Renata dengan cepat mengetik alamat rumahnya, mengirimkannya ke nomer Gilang. Kebiasaan Bu Maria adalah memberikan nomer Renata kalau ada orang yang menanyakan nomer ponselnya. Entah mengapa Bu Maria lebih menghafal nomer ponsel putri sulungnya itu ketimbang nomernya sendiri.
Renata kemudian memantas diri di cermin. Sambil tersenyum dia membayangkan bagaimana dia akan menyambut Gilang nanti.
"Masuk dulu, Lang. Makasih ya, udah dianterin. Mama belum unboxing plastik belanjaan, jadi nggak tau kalo ada yang ketinggalan satu," Renata mencoba praktek di depan cermin. Kemudian menggelengkan kepalanya.

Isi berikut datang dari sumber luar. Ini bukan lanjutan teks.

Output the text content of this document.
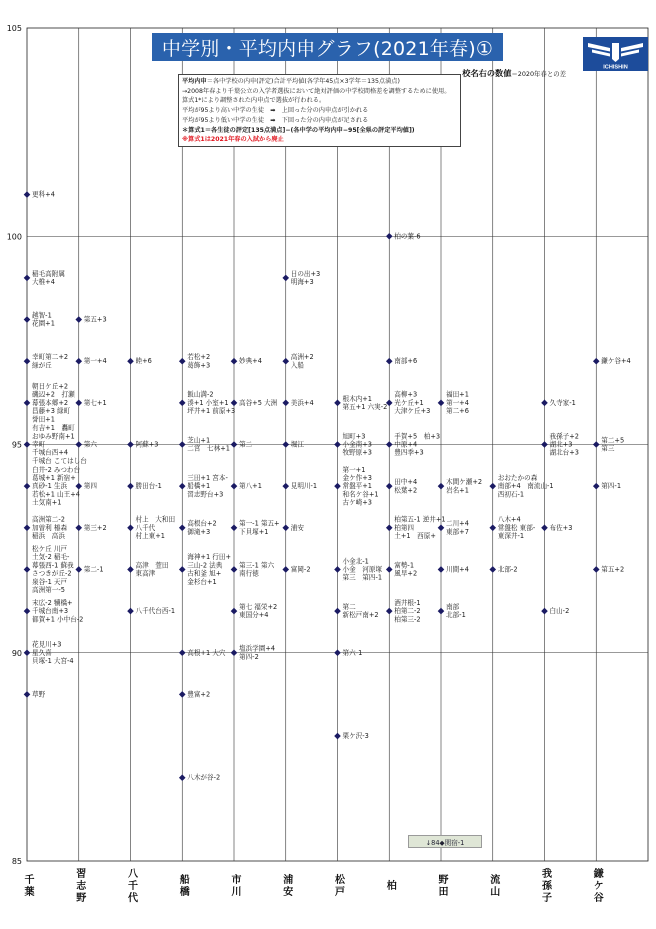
105
100
95
90
85
更科+4
稲毛高附属
大椎+4
越智-1
花園+1
幸町第二+2
緑が丘
朝日ケ丘+2
磯辺+2　打瀬
幕張本郷+2
昌藤+3 緑町
誉田+1
有吉+1　轟町
おゆみ野南+1
幸町
千城台西+4
千城台 こてはし台
白井-2 みつわ台
葛城+1 新宿+
真砂-1 生浜
若松+1 山王+4
土気南+1
高洲第二-2
加曽利 椿森
稲浜　高浜
松ケ丘 川戸
土気-2 稲毛-
幕張西-1 蘇我
さつきが丘-2
泉谷-1 天戸
高洲第一-5
末広-2 犢橋+
千城台南+3
都賀+1 小中台-2
花見川+3
星久喜
貝塚-1 大宮-4
草野
第五+3
第一+4
第七+1
第六
第四
第三+2
第二-1
睦+6
阿蘇+3
勝田台-1
村上　大和田
八千代
村上東+1
高津　萱田
東高津
八千代台西-1
若松+2
葛飾+3
飯山満-2
湊+1 小室+1
坪井+1 前原+3
芝山+1
二宮　七林+1
三田+1 宮本-
船橋+1
習志野台+3
高根台+2
御滝+3
海神+1 行田+
三山-2 法典
古和釜 旭+
金杉台+1
高根+1 大穴
豊富+2
八木が谷-2
妙典+4
高谷+5 大洲
第二
第八+1
第一-1 第五+
下貝塚+1
第三-1 第六
南行徳
第七 福栄+2
東国分+4
塩浜学園+4
第四-2
日の出+3
明海+3
高洲+2
入船
美浜+4
堀江
見明川-1
浦安
富岡-2
根木内+1
第五+1 六実-2
旭町+3
小金南+3
牧野原+3
第一+1
金ケ作+3
常盤平+1
和名ケ谷+1
古ケ崎+3
小金北-1
小金　河原塚
第三　第四-1
第二
新松戸南+2
第六-1
栗ケ沢-3
柏の葉-6
南部+6
高柳+3
光ケ丘+1
大津ケ丘+3
手賀+5　柏+3
中原+4
豊四季+3
田中+4
松葉+2
柏第五-1 逆井+1
柏第四
土+1　西原+
富勢-1
風早+2
酒井根-1
柏第二-2
柏第三-2
福田+1
第一+4
第二+6
木間ケ瀬+2
岩名+1
二川+4
東部+7
川間+4
南部
北部-1
おおたかの森
南部+4　南流山-1
西初石-1
八木+4
常盤松 東部-
東深井-1
北部-2
久寺家-1
我孫子+2
湖北+3
湖北台+3
布佐+3
白山-2
鎌ケ谷+4
第二+5
第三
第四-1
第五+2
中学別・平均内申グラフ(2021年春)①
ICHISHIN
校名右の数値＝2020年春との差
平均内申＝各中学校の内申(評定)合計平均値(各学年45点×3学年＝135点満点)
→2008年春より千葉公立の入学者選抜において絶対評価の中学校間格差を調整するために使用。
算式1*により調整された内申点で選抜が行われる。
平均が95より高い中学の生徒　➡　上回った分の内申点が引かれる
平均が95より低い中学の生徒　➡　下回った分の内申点が足される
＊算式1＝各生徒の評定[135点満点]−(各中学の平均内申−95[全県の評定平均値])
※算式1は2021年春の入試から廃止
↓84◆関宿-1
千葉	習志野	八千代	船橋	市川	浦安	松戸	柏	野田	流山	我孫子	鎌ケ谷
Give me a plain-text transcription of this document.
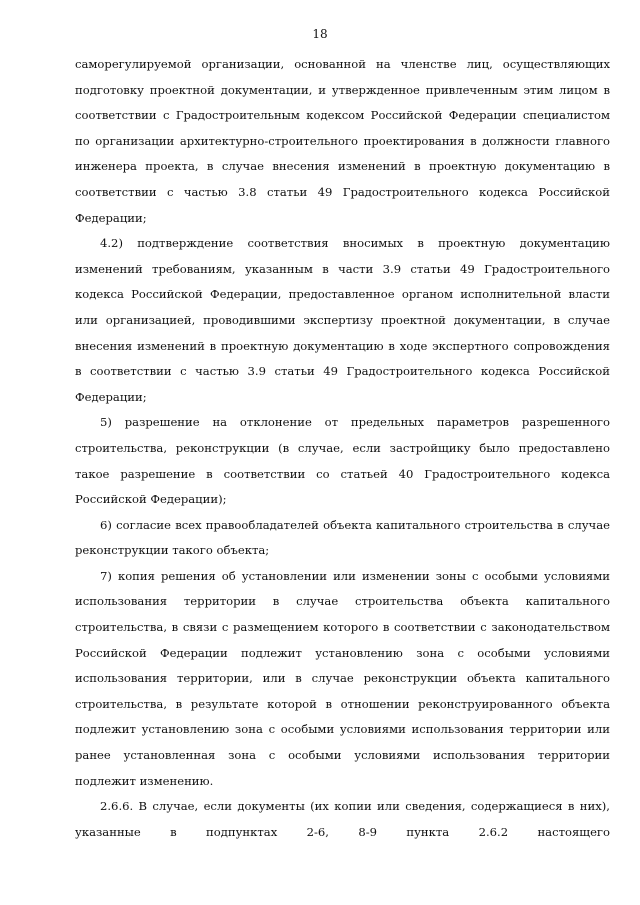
18

саморегулируемой организации, основанной на членстве лиц, осуществляющих подготовку проектной документации, и утвержденное привлеченным этим лицом в соответствии с Градостроительным кодексом Российской Федерации специалистом по организации архитектурно-строительного проектирования в должности главного инженера проекта, в случае внесения изменений в проектную документацию в соответствии с частью 3.8 статьи 49 Градостроительного кодекса Российской Федерации;

4.2) подтверждение соответствия вносимых в проектную документацию изменений требованиям, указанным в части 3.9 статьи 49 Градостроительного кодекса Российской Федерации, предоставленное органом исполнительной власти или организацией, проводившими экспертизу проектной документации, в случае внесения изменений в проектную документацию в ходе экспертного сопровождения в соответствии с частью 3.9 статьи 49 Градостроительного кодекса Российской Федерации;

5) разрешение на отклонение от предельных параметров разрешенного строительства, реконструкции (в случае, если застройщику было предоставлено такое разрешение в соответствии со статьей 40 Градостроительного кодекса Российской Федерации);

6) согласие всех правообладателей объекта капитального строительства в случае реконструкции такого объекта;

7) копия решения об установлении или изменении зоны с особыми условиями использования территории в случае строительства объекта капитального строительства, в связи с размещением которого в соответствии с законодательством Российской Федерации подлежит установлению зона с особыми условиями использования территории, или в случае реконструкции объекта капитального строительства, в результате которой в отношении реконструированного объекта подлежит установлению зона с особыми условиями использования территории или ранее установленная зона с особыми условиями использования территории подлежит изменению.

2.6.6. В случае, если документы (их копии или сведения, содержащиеся в них), указанные в подпунктах 2-6, 8-9 пункта 2.6.2 настоящего
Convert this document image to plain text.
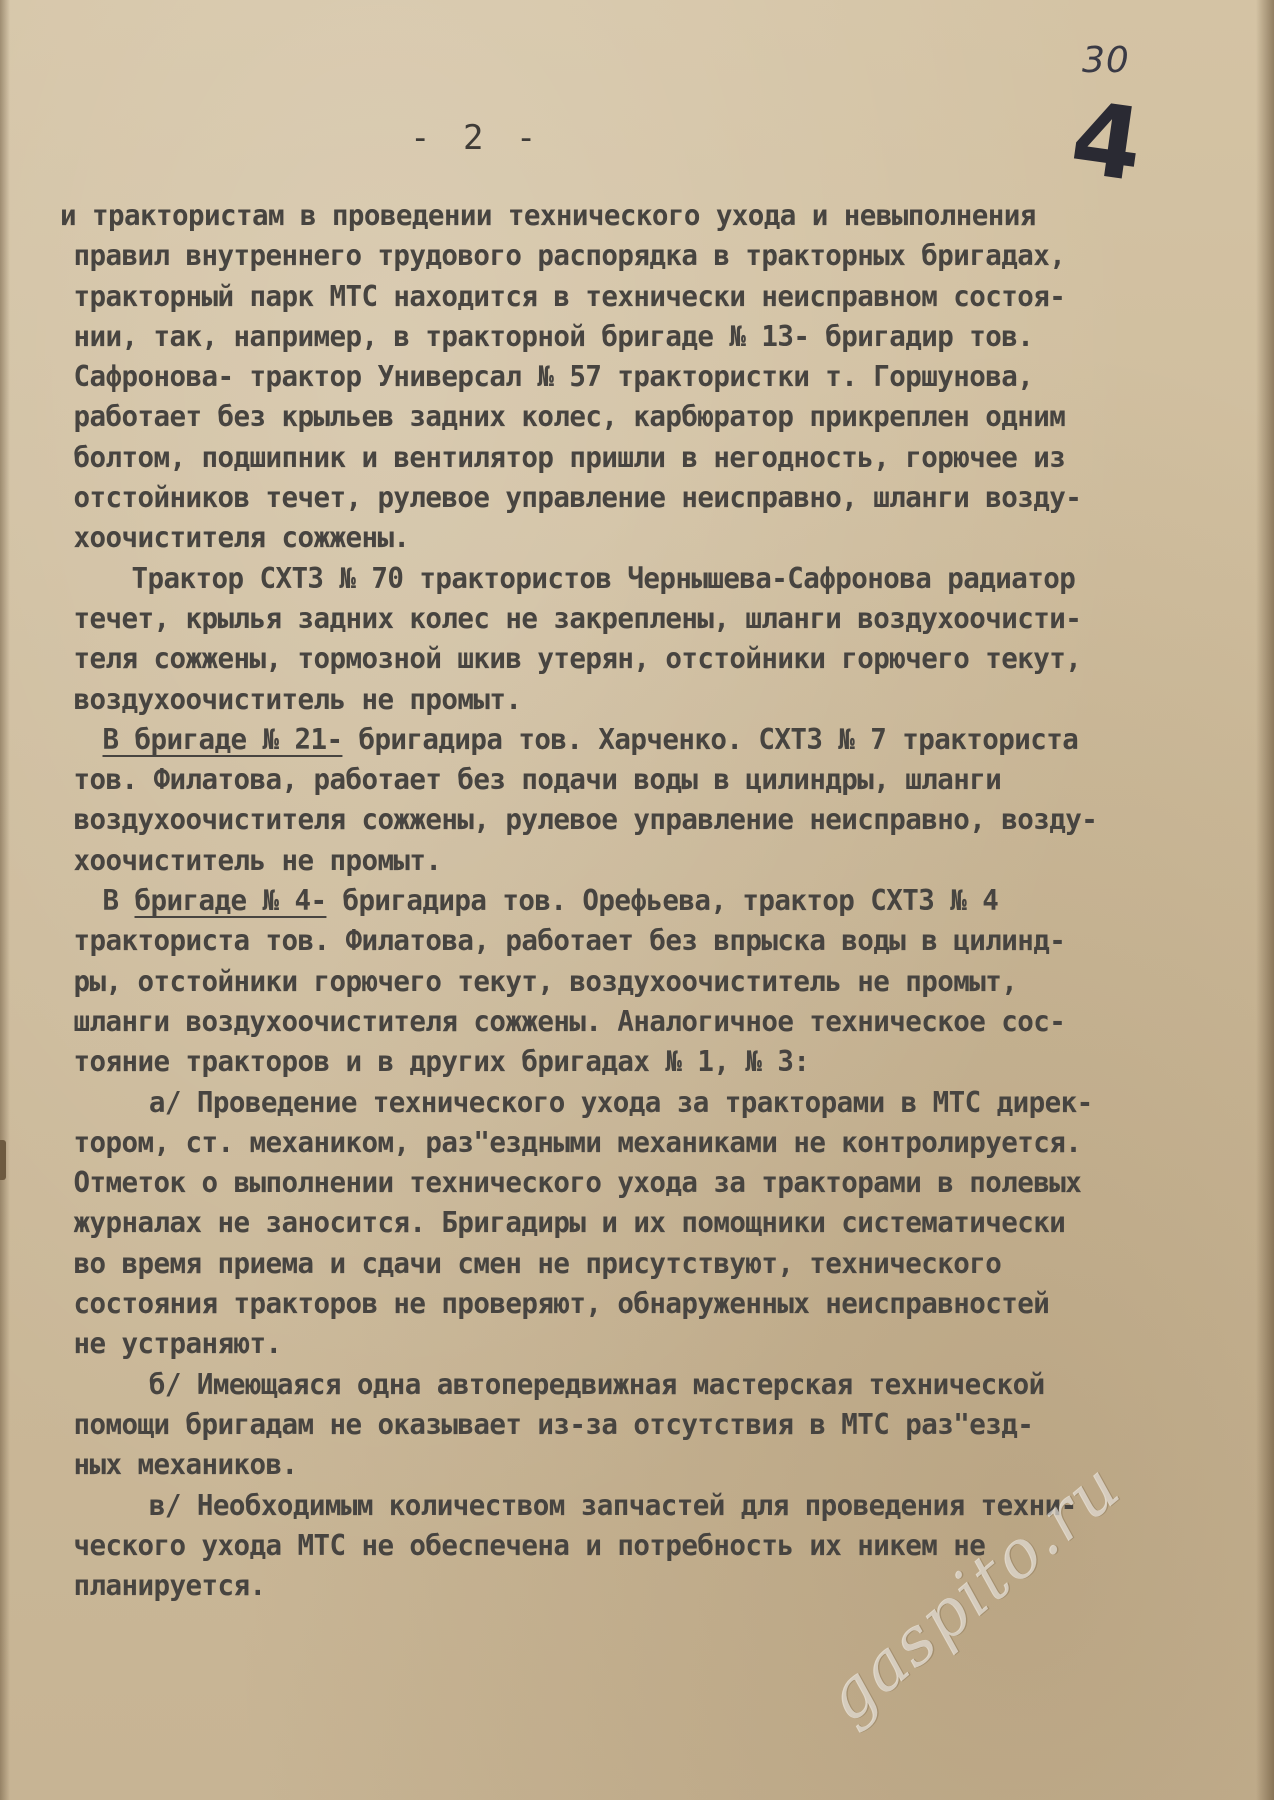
30
4
- 2 -
и трактористам в проведении технического ухода и невыполнения
правил внутреннего трудового распорядка в тракторных бригадах,
тракторный парк МТС находится в технически неисправном состоя-
нии, так, например, в тракторной бригаде № 13- бригадир тов.
Сафронова- трактор Универсал № 57 трактористки т. Горшунова,
работает без крыльев задних колес, карбюратор прикреплен одним
болтом, подшипник и вентилятор пришли в негодность, горючее из
отстойников течет, рулевое управление неисправно, шланги возду-
хоочистителя сожжены.
Трактор СХТЗ № 70 трактористов Чернышева-Сафронова радиатор
течет, крылья задних колес не закреплены, шланги воздухоочисти-
теля сожжены, тормозной шкив утерян, отстойники горючего текут,
воздухоочиститель не промыт.
В бригаде № 21- бригадира тов. Харченко. СХТЗ № 7 тракториста
тов. Филатова, работает без подачи воды в цилиндры, шланги
воздухоочистителя сожжены, рулевое управление неисправно, возду-
хоочиститель не промыт.
В бригаде № 4- бригадира тов. Орефьева, трактор СХТЗ № 4
тракториста тов. Филатова, работает без впрыска воды в цилинд-
ры, отстойники горючего текут, воздухоочиститель не промыт,
шланги воздухоочистителя сожжены. Аналогичное техническое сос-
тояние тракторов и в других бригадах № 1, № 3:
а/ Проведение технического ухода за тракторами в МТС дирек-
тором, ст. механиком, раз"ездными механиками не контролируется.
Отметок о выполнении технического ухода за тракторами в полевых
журналах не заносится. Бригадиры и их помощники систематически
во время приема и сдачи смен не присутствуют, технического
состояния тракторов не проверяют, обнаруженных неисправностей
не устраняют.
б/ Имеющаяся одна автопередвижная мастерская технической
помощи бригадам не оказывает из-за отсутствия в МТС раз"езд-
ных механиков.
в/ Необходимым количеством запчастей для проведения техни-
ческого ухода МТС не обеспечена и потребность их никем не
планируется.	gaspito.ru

"Kedengeran seneng banget dia dateng. Nggak, nggak. Ganti,"
"Ehem... Ya? Oh Gilang. Ada apa? Daster mama ketinggalan? Bentar ya aku panggilin mama. Nggak usah? Oh mau langsung balik. Iya, makasih ya," sekali lagi Renata praktek di depan cermin.
"Kok langsung pulang? Ngobrol dulu laaah. Ganti, ganti," gumam Renata, lagi-lagi menilai prakteknya sendiri.
"Ting... Tong..." bel pintu berbunyi.
Renata yang sudah akan praktek di depan cermin lagi, seketika keluar kamar lalu berlari menuju pintu depan, membuat Theressa yang masih duduk di ruang santai terheran-heran.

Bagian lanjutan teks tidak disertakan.